Des milliers d’opposants manifestent contre le projet de loi 96 à Montréal

MONTRÉAL — Plusieurs milliers d’opposants ont manifesté samedi contre le projet de loi 96 dans les rues du centre-ville de Montréal.

Empruntant la rue Sainte-Catherine sur une grande partie de leur parcours, ils ont marché du cégep Dawson jusque devant le bureau du premier ministre François Legault, deux kilomètres plus loin. Ils ont réclamé le retrait du projet de loi, qui vise à renforcer la Charte de la langue française, afin de protéger les droits des anglophones, des allophones et des Autochtones. 

Les manifestants ont scandé «Mon cégep, mon choix». Certains brandissaient des pancartes sur lesquelles on pouvait lire par exemple: «je ne suis pas un citoyen de seconde classe».

Le projet de loi devrait être adopté au cours du mois. Si adoptée, la loi imposera des restrictions plus sévères pour les lieux de travail et les municipalités.

La future loi limitera l’emploi de l’anglais dans les tribunaux et les services publics, renforcera les pouvoirs de saisie et de perquisition de l’Office de la langue française et instaurera un plafond d’inscriptions pour les cégeps anglophones. Les étudiants devront y suivre un plus grand nombre de cours en français.

Plusieurs membres éminents de la communauté anglophone ont fait le déplacement. On a notamment aperçu des députés libéraux fédéraux et provinciaux, dont la cheffe du PLQ, Dominique Anglade.

L’ancienne députée fédérale Marlene Jennings a affirmé que le projet de loi 96 «brisait le contrat social» au Québec. De son côté, le doyen de la faculté de Droit de l’Université McGill, Robert Leckey, a soutenu que la mesure législative «faisait peu de cas» des restrictions constitutionnelles.

«L’utilisation de l’anglais et du français devant les tribunaux de cette province, c’est inscrit dans la Constitution. L’emploi de l’anglais devant une cour québécois signifie qu’il faut de juges qui comprennent cette langue, a-t-il lancé aux manifestants. Nos élus peuvent-ils adopter des lois dont ils savent qu’elles ne pas constitutionnelle ?»

«Non!», a répondit la foule.

À l’instar de la plupart des orateurs, M. Leckey s’est adressé à la foule dans les deux langues.

Russell Copeman, le directeur général de l’Association des commissions scolaires anglophones du Québec, se dit partisan des efforts du gouvernement de promouvoir et de protéger le français, mais il juge le projet de loi 96 «discriminatoire». 

«On constate le haut degré d’anxiété et de frustration plutôt remarquable de la communauté anglophone», a-t-il lancé.

Des Autochtones s’inquiètent aussi des conséquences du projet de loi.

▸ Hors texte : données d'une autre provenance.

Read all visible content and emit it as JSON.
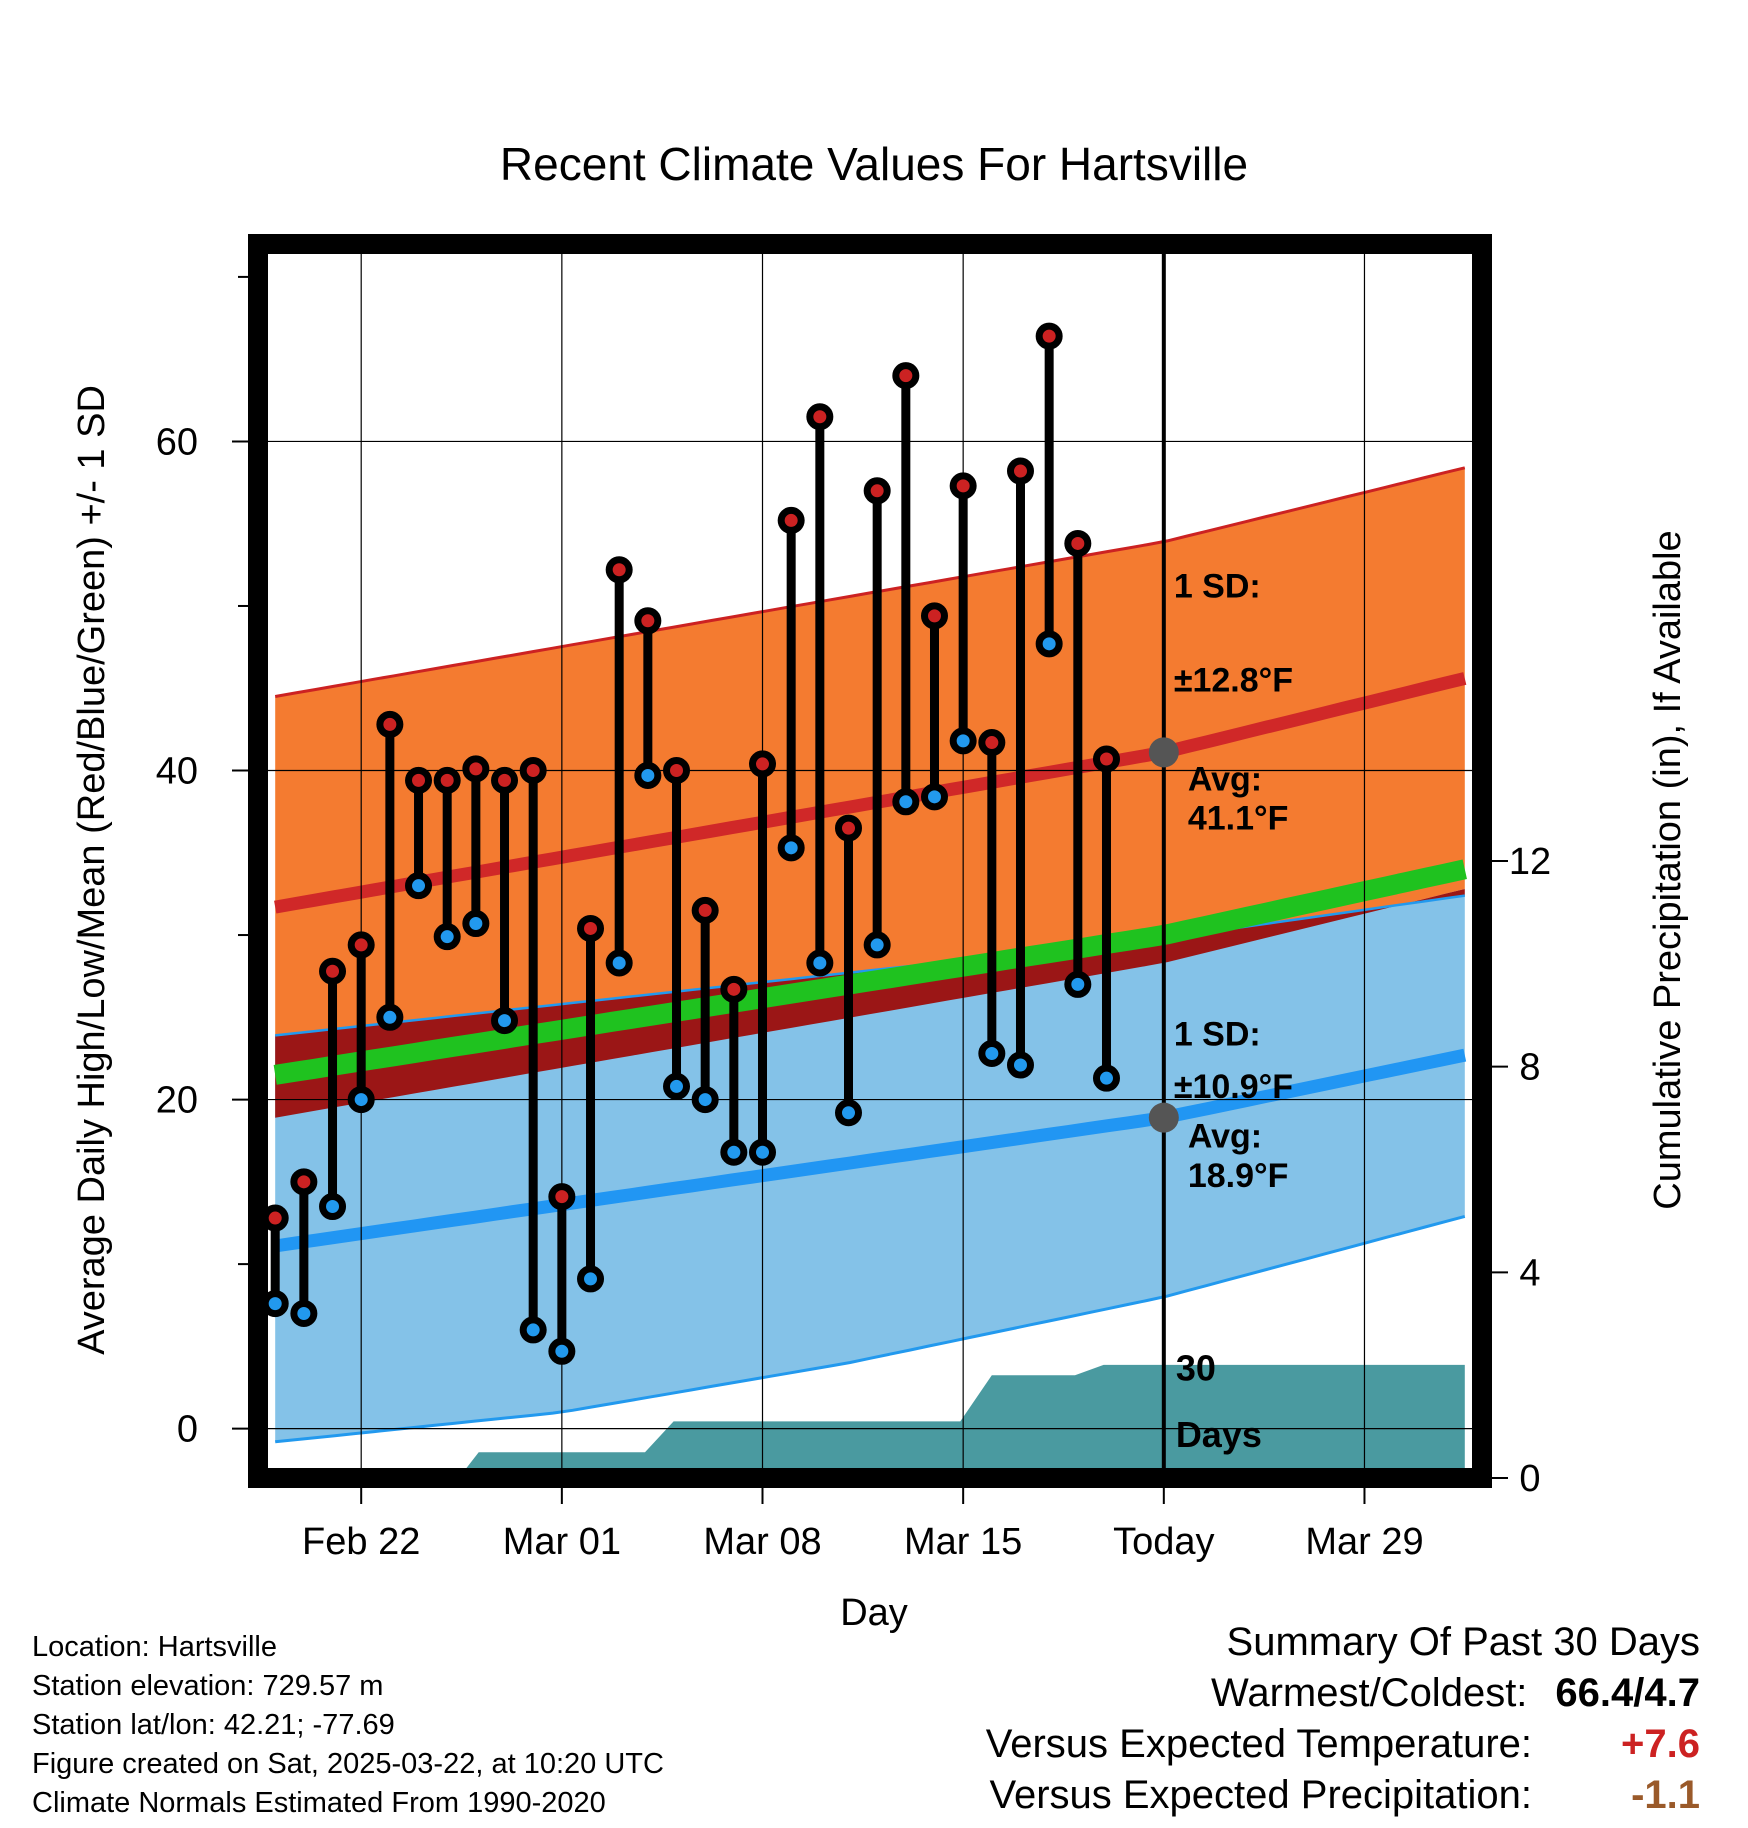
{
  "chart_data": {
    "type": "line",
    "title": "Recent Climate Values For Hartsville",
    "xlabel": "Day",
    "ylabel": "Average Daily High/Low/Mean (Red/Blue/Green) +/- 1 SD",
    "y2label": "Cumulative Precipitation (in), If Available",
    "ylim": [
      -3,
      72
    ],
    "y2lim": [
      0,
      24
    ],
    "xlim": [
      -0.6,
      42.1
    ],
    "x_ticks": [
      {
        "day": 3,
        "label": "Feb 22"
      },
      {
        "day": 10,
        "label": "Mar 01"
      },
      {
        "day": 17,
        "label": "Mar 08"
      },
      {
        "day": 24,
        "label": "Mar 15"
      },
      {
        "day": 31,
        "label": "Today"
      },
      {
        "day": 38,
        "label": "Mar 29"
      }
    ],
    "y_ticks": [
      0,
      20,
      40,
      60
    ],
    "y_minor_ticks": [
      10,
      30,
      50,
      70
    ],
    "y2_ticks": [
      0,
      4,
      8,
      12
    ],
    "today_day": 31,
    "normals": {
      "high_avg": [
        [
          0,
          31.7
        ],
        [
          31,
          41.1
        ],
        [
          41.5,
          45.6
        ]
      ],
      "high_sd": 12.8,
      "low_avg": [
        [
          0,
          11.1
        ],
        [
          31,
          18.9
        ],
        [
          41.5,
          22.7
        ]
      ],
      "low_sd_upper": [
        [
          0,
          23.9
        ],
        [
          31,
          29.8
        ],
        [
          41.5,
          32.4
        ]
      ],
      "low_sd_lower": [
        [
          0,
          -0.8
        ],
        [
          10,
          1.0
        ],
        [
          20,
          4.0
        ],
        [
          31,
          8.0
        ],
        [
          41.5,
          12.9
        ]
      ],
      "mean_avg": [
        [
          0,
          21.5
        ],
        [
          31,
          30.0
        ],
        [
          41.5,
          34.0
        ]
      ]
    },
    "annotations": {
      "high_sd_label": "1 SD:",
      "high_sd_value": "±12.8°F",
      "high_avg_label": "Avg:",
      "high_avg_value": "41.1°F",
      "low_sd_label": "1 SD:",
      "low_sd_value": "±10.9°F",
      "low_avg_label": "Avg:",
      "low_avg_value": "18.9°F",
      "precip_label_1": "30",
      "precip_label_2": "Days"
    },
    "series": [
      {
        "name": "Daily High",
        "color": "#cc2222",
        "values": [
          12.8,
          15.0,
          27.8,
          29.4,
          42.8,
          39.4,
          39.4,
          40.1,
          39.4,
          40.0,
          14.1,
          30.4,
          52.2,
          49.1,
          40.0,
          31.5,
          26.7,
          40.4,
          55.2,
          61.5,
          36.5,
          57.0,
          64.0,
          49.4,
          57.3,
          41.7,
          58.2,
          66.4,
          53.8,
          40.7
        ]
      },
      {
        "name": "Daily Low",
        "color": "#2299ee",
        "values": [
          7.6,
          7.0,
          13.5,
          20.0,
          25.0,
          33.0,
          29.9,
          30.7,
          24.8,
          6.0,
          4.7,
          9.1,
          28.3,
          39.7,
          20.8,
          20.0,
          16.8,
          16.8,
          35.3,
          28.3,
          19.2,
          29.4,
          38.1,
          38.4,
          41.8,
          22.8,
          22.1,
          47.7,
          27.0,
          21.3
        ]
      },
      {
        "name": "Cumulative Precipitation",
        "color": "#4a9aa0",
        "steps": [
          [
            6.4,
            0
          ],
          [
            7.1,
            0.5
          ],
          [
            12.9,
            0.5
          ],
          [
            13.9,
            1.1
          ],
          [
            23.9,
            1.1
          ],
          [
            25.0,
            2.0
          ],
          [
            27.9,
            2.0
          ],
          [
            28.9,
            2.2
          ],
          [
            41.5,
            2.2
          ]
        ]
      }
    ]
  },
  "footer": {
    "location": "Location: Hartsville",
    "elevation": "Station elevation: 729.57 m",
    "latlon": "Station lat/lon: 42.21; -77.69",
    "created": "Figure created on Sat, 2025-03-22, at 10:20 UTC",
    "normals": "Climate Normals Estimated From 1990-2020"
  },
  "summary": {
    "title": "Summary Of Past 30 Days",
    "warmest_label": "Warmest/Coldest:",
    "warmest_value": "66.4/4.7",
    "temp_label": "Versus Expected Temperature:",
    "temp_value": "+7.6",
    "temp_color": "#cc2222",
    "precip_label": "Versus Expected Precipitation:",
    "precip_value": "-1.1",
    "precip_color": "#9a5a2a"
  }
}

La grande cheffe du Conseil mohawk de Kahnawake, Kahsennenhawe Sky-Deer, a déclaré que l’obligation pour les jeunes Autochtones d’apprendre une troisième langue — le français — avait un arôme colonial. Cela imposerait des obstacles à leur voie vers le succès.

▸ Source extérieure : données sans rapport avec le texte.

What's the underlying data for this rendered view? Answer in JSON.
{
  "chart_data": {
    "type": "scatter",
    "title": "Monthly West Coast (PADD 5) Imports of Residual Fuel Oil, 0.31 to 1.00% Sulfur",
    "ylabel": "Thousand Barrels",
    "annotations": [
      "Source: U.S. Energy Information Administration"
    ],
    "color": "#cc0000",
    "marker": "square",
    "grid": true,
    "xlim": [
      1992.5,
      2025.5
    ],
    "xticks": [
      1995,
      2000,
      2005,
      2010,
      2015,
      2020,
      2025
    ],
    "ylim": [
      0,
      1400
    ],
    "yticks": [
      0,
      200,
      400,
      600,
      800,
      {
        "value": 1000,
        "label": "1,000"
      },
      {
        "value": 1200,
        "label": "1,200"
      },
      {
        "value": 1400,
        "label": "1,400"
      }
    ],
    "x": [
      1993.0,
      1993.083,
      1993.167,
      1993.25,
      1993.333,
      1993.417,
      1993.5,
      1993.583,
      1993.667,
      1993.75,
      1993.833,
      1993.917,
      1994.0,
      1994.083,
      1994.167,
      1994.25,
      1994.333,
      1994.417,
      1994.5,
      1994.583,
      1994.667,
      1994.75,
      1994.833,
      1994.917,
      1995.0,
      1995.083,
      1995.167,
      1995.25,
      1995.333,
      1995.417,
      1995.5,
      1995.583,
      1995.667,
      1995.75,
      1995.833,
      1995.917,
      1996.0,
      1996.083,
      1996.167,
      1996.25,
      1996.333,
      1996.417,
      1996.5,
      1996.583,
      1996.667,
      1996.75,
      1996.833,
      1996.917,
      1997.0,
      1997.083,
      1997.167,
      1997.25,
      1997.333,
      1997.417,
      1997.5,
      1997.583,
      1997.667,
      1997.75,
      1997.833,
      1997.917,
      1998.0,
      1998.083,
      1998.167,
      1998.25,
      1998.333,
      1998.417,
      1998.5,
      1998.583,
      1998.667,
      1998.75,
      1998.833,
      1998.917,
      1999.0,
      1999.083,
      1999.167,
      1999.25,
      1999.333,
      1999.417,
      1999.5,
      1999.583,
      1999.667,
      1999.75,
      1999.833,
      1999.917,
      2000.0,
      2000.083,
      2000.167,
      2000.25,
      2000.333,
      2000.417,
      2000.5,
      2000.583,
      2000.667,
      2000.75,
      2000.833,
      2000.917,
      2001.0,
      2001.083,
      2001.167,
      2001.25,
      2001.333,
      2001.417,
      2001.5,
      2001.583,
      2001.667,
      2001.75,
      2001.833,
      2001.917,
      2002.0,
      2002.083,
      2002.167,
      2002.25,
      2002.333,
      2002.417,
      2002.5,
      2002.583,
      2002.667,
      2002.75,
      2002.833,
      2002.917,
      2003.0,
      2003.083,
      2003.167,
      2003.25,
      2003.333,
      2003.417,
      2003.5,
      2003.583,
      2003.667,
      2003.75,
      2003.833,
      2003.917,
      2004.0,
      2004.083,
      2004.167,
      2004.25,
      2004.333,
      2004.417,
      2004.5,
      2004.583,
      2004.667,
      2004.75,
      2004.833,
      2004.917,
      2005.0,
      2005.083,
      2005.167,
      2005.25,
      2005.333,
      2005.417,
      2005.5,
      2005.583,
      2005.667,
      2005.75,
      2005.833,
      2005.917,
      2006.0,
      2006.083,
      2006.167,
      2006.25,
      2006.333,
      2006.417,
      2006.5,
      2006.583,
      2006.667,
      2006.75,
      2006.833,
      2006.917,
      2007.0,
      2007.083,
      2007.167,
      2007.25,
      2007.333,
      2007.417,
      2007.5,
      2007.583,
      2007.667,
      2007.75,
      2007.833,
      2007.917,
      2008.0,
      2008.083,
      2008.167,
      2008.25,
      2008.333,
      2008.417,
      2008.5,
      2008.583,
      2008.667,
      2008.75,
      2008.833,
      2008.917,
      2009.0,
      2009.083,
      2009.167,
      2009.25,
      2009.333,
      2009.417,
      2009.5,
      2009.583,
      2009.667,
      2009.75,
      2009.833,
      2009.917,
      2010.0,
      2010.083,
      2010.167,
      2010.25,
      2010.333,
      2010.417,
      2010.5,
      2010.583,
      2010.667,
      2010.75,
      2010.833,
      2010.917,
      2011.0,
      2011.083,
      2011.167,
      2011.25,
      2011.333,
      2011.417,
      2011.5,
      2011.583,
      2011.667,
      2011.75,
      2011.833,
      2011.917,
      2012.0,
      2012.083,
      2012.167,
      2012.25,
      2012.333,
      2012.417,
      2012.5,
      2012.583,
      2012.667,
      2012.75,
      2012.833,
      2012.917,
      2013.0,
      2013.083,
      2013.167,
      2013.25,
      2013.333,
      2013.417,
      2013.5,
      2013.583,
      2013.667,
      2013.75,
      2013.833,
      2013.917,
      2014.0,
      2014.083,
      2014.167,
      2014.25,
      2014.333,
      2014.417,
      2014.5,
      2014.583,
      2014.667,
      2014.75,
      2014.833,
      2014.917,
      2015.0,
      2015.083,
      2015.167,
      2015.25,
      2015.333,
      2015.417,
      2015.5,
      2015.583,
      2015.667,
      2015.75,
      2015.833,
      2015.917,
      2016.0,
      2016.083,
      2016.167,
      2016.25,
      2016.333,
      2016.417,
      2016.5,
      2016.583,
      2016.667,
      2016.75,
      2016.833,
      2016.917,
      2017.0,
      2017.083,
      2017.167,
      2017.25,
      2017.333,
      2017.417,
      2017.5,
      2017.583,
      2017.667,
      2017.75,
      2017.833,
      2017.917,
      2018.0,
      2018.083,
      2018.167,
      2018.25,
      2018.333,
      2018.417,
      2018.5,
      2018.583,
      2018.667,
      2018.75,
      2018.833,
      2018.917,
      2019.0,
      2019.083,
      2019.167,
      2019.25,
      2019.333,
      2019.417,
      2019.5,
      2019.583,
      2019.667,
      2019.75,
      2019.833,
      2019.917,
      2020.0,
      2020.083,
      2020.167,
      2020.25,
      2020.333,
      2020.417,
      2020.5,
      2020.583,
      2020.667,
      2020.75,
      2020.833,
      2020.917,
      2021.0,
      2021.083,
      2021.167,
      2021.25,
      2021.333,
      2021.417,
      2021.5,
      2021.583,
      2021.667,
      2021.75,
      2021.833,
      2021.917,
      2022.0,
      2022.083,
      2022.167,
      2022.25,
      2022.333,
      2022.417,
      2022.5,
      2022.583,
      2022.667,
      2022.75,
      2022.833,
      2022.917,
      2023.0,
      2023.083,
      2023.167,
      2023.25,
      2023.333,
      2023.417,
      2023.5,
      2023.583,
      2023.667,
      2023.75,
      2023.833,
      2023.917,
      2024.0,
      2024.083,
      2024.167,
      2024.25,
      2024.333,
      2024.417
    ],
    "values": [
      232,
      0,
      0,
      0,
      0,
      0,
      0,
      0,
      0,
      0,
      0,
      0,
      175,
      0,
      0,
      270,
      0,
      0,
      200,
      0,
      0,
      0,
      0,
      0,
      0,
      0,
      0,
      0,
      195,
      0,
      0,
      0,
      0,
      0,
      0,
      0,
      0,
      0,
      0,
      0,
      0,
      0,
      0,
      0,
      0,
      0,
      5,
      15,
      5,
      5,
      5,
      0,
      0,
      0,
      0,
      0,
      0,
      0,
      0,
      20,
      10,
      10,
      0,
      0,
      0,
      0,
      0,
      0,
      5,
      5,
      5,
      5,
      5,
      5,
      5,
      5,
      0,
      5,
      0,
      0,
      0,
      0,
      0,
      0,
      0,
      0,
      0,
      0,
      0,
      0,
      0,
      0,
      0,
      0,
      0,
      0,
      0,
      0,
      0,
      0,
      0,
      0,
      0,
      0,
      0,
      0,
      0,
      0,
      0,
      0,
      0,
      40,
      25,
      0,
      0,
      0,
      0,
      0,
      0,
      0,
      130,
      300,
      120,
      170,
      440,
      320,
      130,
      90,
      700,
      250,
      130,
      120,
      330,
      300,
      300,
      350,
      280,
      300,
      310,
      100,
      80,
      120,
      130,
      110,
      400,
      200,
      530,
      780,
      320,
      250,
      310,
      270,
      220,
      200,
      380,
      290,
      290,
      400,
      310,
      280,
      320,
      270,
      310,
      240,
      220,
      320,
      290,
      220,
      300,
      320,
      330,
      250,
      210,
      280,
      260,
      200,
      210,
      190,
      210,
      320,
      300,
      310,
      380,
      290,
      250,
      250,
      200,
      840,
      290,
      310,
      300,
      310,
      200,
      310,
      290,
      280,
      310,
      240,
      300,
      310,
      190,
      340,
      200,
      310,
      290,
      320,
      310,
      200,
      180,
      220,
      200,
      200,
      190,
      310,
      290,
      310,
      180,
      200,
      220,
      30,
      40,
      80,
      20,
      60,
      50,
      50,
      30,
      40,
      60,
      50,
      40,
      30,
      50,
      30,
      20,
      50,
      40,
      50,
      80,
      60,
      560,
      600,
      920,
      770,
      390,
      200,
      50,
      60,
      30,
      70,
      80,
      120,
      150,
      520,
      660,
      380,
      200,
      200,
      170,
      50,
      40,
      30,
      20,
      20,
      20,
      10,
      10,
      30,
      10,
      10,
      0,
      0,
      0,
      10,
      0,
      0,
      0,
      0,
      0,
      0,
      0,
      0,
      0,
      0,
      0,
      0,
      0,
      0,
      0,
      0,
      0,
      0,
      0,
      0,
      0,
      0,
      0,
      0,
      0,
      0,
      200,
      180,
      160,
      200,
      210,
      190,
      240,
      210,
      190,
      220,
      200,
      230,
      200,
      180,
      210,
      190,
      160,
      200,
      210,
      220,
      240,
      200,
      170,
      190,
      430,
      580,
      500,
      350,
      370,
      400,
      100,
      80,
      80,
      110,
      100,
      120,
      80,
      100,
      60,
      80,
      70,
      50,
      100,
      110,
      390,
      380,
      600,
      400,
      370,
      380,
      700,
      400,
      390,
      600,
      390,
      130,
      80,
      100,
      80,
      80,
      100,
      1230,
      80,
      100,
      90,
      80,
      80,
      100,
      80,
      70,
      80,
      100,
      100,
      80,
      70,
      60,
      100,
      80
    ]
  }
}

«Tenter d’encourager les jeunes d’apprendre une langue autochtone est déjà difficile en soi, a-t-elle souligné au cours d’un entretien téléphonique. Nous voulons toujours encourager nos jeunes à atteindre les étoiles. Ils veulent être médecins, avocats, infirmiers. Les ordres professionnels exigeront des connaissances très strictes du français.»

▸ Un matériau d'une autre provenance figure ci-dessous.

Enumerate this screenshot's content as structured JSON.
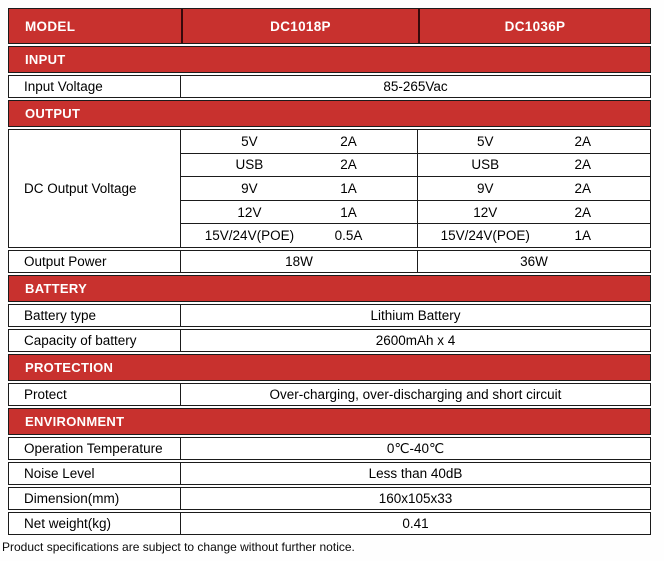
{
  "colors": {
    "header_red": "#c8312e",
    "header_divider": "#38090b",
    "border_black": "#1b1b1b"
  },
  "header": {
    "model_label": "MODEL",
    "models": [
      "DC1018P",
      "DC1036P"
    ]
  },
  "input": {
    "title": "INPUT",
    "rows": [
      {
        "label": "Input Voltage",
        "value": "85-265Vac"
      }
    ]
  },
  "output": {
    "title": "OUTPUT",
    "dc_label": "DC Output Voltage",
    "dc1018p": [
      [
        "5V",
        "2A"
      ],
      [
        "USB",
        "2A"
      ],
      [
        "9V",
        "1A"
      ],
      [
        "12V",
        "1A"
      ],
      [
        "15V/24V(POE)",
        "0.5A"
      ]
    ],
    "dc1036p": [
      [
        "5V",
        "2A"
      ],
      [
        "USB",
        "2A"
      ],
      [
        "9V",
        "2A"
      ],
      [
        "12V",
        "2A"
      ],
      [
        "15V/24V(POE)",
        "1A"
      ]
    ],
    "power_label": "Output Power",
    "power": [
      "18W",
      "36W"
    ]
  },
  "battery": {
    "title": "BATTERY",
    "rows": [
      {
        "label": "Battery type",
        "value": "Lithium Battery"
      },
      {
        "label": "Capacity of battery",
        "value": "2600mAh x 4"
      }
    ]
  },
  "protection": {
    "title": "PROTECTION",
    "rows": [
      {
        "label": "Protect",
        "value": "Over-charging, over-discharging and short circuit"
      }
    ]
  },
  "environment": {
    "title": "ENVIRONMENT",
    "rows": [
      {
        "label": "Operation Temperature",
        "value": "0℃-40℃"
      },
      {
        "label": "Noise Level",
        "value": "Less than 40dB"
      },
      {
        "label": "Dimension(mm)",
        "value": "160x105x33"
      },
      {
        "label": "Net weight(kg)",
        "value": "0.41"
      }
    ]
  },
  "footer_note": "Product specifications are subject to change without further notice."
}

Les opposants ont été accueillis devant le bureau du premier ministre par une pognée de contre-manifestants. Armés de guitares et de tambourines, ceux-ci leur ont chanté des airs de Jean Leloup et de Gilles Vigneault. Ils ont crié «vive le Québec» et «vive le français» entre chaque chanson. 

Manifestants et contre-manifestants brandissaient des drapeaux fleurdelisés.